L’appellation chemin de Compton n’est pas sans créer une certaine confusion. Alors qu’habituellement les chemins désignés selon leur destination, le sont à partir du lieu de départ, qui de notre cas est la municipalité de Compton, celui-ci l’est à partir de Waterville. Il est normal que pour les Watervillois et les Watervilloises d’emprunter le chemin de Compton pour s’y diriger, mais pour les gens de Compton, la destination étant Waterville, il serait plus naturel de le désigner par le chemin de Waterville.


[1] Site Internet de la Municipalité de Hatley: https://www.municipalitehatley.com/municipalite/portrait/. (Consulté le 12 octobre 2020)

[2] LAMBERT, Pierre, Les anciennes diligences du Québec, Les éditions Septentrion, 1998.

[3] PATTON, Bruce, Russell Nichols et Pierrette Beaudoin. L’église anglicane St. James The Less de Compton dans Le Courant, Société d’histoire de Coaticook, Automne 2001. Site Internet : http://www.societehistoirecoaticook.ca/fr/le_courant/articles/automne_2001/leglise_anglicane_st_james_the_less_de_compton. (Consulté le 15octobre 2020). 

[4] Site Internet de l’Office québécois de la langue française : http://gdt.oqlf.gouv.qc.ca/ficheOqlf.aspx?Id_Fiche=1299411. (consulté le 12 octobre 2020)
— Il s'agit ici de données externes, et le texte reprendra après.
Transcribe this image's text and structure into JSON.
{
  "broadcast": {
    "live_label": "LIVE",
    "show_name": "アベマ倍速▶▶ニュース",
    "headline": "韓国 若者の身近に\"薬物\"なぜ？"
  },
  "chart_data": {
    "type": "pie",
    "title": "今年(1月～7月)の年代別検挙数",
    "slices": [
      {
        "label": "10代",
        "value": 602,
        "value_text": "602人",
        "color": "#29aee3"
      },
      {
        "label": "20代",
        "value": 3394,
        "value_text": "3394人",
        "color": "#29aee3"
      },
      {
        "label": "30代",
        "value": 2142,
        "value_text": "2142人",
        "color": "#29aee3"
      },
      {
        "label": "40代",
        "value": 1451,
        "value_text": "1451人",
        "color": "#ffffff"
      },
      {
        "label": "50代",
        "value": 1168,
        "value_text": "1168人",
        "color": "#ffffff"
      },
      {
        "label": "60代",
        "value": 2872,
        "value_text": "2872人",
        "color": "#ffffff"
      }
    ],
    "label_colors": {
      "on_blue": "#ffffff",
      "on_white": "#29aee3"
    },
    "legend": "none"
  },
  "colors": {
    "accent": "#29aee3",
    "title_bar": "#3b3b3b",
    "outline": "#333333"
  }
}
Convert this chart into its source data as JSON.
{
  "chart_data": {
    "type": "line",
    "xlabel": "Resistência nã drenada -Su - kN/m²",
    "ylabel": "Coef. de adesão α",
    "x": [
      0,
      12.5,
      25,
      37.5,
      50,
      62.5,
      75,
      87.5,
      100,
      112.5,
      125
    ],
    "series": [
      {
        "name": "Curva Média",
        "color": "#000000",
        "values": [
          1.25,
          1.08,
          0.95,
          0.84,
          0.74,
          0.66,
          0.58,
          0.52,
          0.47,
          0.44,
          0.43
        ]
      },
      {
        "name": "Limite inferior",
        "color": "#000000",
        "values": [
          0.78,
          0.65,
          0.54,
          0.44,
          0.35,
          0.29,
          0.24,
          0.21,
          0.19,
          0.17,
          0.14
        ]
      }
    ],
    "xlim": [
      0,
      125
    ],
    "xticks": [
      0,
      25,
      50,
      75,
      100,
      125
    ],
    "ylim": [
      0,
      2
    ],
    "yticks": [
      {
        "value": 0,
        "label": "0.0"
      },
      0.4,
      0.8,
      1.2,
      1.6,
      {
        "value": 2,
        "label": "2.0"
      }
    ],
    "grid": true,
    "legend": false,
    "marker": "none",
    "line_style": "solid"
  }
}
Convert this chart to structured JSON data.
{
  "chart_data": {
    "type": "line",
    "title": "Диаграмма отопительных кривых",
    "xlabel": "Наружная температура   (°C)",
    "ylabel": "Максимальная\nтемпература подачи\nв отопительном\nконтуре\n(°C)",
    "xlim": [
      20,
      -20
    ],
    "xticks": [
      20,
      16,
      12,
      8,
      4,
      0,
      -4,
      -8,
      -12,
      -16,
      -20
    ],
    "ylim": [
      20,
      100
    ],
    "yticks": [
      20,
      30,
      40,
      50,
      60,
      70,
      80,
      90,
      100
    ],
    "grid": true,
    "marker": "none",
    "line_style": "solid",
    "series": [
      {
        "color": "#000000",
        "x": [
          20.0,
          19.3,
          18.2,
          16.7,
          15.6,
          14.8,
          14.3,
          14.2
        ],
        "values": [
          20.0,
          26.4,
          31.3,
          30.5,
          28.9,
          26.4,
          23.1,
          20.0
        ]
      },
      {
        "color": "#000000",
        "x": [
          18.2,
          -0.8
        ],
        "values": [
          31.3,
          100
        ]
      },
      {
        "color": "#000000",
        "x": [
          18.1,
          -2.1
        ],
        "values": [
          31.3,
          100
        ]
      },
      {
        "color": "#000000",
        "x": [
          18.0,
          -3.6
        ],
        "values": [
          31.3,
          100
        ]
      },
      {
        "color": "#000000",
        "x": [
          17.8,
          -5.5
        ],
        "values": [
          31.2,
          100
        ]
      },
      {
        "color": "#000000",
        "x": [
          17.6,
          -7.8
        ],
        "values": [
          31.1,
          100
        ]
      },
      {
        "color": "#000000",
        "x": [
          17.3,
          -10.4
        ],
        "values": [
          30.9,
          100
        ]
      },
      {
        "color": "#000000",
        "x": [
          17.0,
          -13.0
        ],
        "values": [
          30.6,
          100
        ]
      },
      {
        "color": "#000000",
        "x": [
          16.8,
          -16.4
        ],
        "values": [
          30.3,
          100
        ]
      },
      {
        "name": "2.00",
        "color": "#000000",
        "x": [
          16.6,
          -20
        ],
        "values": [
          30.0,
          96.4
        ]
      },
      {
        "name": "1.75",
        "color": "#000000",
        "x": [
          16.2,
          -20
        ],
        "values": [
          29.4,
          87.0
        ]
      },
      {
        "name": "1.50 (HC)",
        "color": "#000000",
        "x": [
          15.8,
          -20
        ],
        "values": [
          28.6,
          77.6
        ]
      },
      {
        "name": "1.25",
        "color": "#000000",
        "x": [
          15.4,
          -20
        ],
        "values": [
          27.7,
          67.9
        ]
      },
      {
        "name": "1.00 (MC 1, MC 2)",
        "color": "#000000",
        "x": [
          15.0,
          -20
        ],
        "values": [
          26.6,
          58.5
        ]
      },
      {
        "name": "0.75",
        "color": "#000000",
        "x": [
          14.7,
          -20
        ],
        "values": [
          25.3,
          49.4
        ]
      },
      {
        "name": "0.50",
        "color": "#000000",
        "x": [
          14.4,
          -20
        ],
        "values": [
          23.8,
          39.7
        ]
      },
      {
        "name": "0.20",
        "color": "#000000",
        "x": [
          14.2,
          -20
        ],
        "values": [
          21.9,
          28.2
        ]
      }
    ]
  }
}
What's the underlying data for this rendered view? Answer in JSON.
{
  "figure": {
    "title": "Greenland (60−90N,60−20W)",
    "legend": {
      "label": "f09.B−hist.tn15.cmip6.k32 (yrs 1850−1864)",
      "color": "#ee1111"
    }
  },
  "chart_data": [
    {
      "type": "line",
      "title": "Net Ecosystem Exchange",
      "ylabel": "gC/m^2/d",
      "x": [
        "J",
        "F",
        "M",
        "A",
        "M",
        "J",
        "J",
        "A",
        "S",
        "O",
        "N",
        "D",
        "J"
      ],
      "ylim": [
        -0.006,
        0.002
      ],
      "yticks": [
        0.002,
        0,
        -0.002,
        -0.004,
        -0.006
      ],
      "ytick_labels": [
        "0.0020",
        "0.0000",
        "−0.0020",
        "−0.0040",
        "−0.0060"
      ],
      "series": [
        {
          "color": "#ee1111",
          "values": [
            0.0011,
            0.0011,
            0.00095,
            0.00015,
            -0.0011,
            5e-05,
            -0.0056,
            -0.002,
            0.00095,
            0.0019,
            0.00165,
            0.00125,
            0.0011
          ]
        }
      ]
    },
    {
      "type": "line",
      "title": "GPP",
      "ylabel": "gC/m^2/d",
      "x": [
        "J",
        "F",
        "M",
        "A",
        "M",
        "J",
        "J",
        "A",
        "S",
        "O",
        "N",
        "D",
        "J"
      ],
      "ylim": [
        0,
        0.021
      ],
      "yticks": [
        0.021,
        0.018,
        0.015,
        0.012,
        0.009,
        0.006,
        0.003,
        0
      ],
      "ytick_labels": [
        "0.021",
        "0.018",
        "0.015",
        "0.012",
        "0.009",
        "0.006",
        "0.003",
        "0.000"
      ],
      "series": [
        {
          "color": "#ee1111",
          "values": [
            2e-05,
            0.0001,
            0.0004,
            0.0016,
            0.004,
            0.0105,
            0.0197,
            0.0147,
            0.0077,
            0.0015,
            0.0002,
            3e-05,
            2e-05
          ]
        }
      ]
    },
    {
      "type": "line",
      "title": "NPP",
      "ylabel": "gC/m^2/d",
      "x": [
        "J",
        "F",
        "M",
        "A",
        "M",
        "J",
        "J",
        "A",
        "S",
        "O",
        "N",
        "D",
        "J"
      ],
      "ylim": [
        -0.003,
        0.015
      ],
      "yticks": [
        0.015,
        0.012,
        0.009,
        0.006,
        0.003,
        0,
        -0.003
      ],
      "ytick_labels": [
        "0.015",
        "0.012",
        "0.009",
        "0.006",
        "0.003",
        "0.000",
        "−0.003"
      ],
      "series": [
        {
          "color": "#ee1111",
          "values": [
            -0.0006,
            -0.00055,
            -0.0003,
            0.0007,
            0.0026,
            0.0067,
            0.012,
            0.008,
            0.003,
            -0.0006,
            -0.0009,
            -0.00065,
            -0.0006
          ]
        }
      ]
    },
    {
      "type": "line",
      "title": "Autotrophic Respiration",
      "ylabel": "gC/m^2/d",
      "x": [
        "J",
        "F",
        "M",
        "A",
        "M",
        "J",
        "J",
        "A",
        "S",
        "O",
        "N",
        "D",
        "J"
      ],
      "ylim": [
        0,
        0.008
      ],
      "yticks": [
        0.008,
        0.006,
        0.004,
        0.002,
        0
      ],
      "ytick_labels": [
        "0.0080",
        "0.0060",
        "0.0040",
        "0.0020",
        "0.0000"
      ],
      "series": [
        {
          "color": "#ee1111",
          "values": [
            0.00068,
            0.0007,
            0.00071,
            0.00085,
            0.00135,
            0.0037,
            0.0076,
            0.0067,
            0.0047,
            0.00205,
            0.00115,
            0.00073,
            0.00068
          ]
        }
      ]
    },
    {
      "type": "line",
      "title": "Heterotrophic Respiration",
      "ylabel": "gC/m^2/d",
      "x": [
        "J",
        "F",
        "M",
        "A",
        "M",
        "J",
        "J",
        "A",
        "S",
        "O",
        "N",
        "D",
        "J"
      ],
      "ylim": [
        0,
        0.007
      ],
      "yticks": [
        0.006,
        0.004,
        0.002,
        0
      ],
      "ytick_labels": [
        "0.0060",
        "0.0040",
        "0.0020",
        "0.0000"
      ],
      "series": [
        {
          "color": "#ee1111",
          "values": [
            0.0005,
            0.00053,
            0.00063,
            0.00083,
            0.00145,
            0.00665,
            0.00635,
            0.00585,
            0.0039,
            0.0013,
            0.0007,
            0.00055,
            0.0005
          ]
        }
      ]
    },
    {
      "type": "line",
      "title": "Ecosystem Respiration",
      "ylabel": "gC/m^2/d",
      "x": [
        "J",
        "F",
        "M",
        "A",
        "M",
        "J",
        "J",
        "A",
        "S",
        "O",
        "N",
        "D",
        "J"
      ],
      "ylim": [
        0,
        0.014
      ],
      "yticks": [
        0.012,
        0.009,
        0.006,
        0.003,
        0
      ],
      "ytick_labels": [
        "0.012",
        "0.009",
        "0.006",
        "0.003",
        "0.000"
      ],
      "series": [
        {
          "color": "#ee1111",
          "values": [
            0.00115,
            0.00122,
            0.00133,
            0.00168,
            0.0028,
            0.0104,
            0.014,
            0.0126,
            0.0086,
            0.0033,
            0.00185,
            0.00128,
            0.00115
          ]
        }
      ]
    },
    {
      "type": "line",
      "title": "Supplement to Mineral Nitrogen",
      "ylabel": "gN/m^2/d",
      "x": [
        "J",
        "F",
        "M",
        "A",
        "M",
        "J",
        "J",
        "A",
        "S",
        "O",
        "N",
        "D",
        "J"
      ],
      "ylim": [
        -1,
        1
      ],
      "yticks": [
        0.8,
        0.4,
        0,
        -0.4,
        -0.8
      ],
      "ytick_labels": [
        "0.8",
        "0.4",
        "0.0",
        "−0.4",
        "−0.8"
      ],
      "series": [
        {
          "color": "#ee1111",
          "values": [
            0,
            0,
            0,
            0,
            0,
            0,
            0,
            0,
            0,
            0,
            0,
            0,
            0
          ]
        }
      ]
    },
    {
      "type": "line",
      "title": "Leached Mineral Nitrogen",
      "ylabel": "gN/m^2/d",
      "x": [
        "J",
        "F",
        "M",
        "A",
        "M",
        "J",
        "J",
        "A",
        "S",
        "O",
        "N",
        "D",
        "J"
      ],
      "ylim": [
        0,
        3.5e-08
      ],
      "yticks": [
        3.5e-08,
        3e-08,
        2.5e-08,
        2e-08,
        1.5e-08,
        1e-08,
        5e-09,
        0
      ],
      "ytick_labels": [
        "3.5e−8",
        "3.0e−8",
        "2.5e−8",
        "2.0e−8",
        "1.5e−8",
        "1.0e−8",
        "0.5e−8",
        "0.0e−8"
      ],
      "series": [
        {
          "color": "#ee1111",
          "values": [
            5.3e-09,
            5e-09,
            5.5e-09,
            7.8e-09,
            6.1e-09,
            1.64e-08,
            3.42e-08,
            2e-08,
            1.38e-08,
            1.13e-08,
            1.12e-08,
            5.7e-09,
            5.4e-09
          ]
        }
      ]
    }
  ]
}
Jeanmarc Lachance, Compton, Société d'histoire

Biographie de Jeanmarc Lachance

Président de la Société d’histoire de Compton
Né à Compton, Jeanmarc Lachance étudie au Séminaire de Sherbrooke où il complète son cours classique puis, à l’Université de Sherbrooke, des études universitaires en service social. Sur le plan professionnel, il débute sa carrière à Montréal puis revient à Sherbrooke en 1980 comme gestionnaire de services sociaux aux personnes âgées et aux personnes handicapées. Passionné de généalogie, d’histoire et de patrimoine, il est le président de la Société d’histoire de Compton. Il contribue, par diverses conférences et ses chroniques dans L’écho, à la mise en valeur du patrimoine comptonois et des événements qui ont marqué notre histoire collective.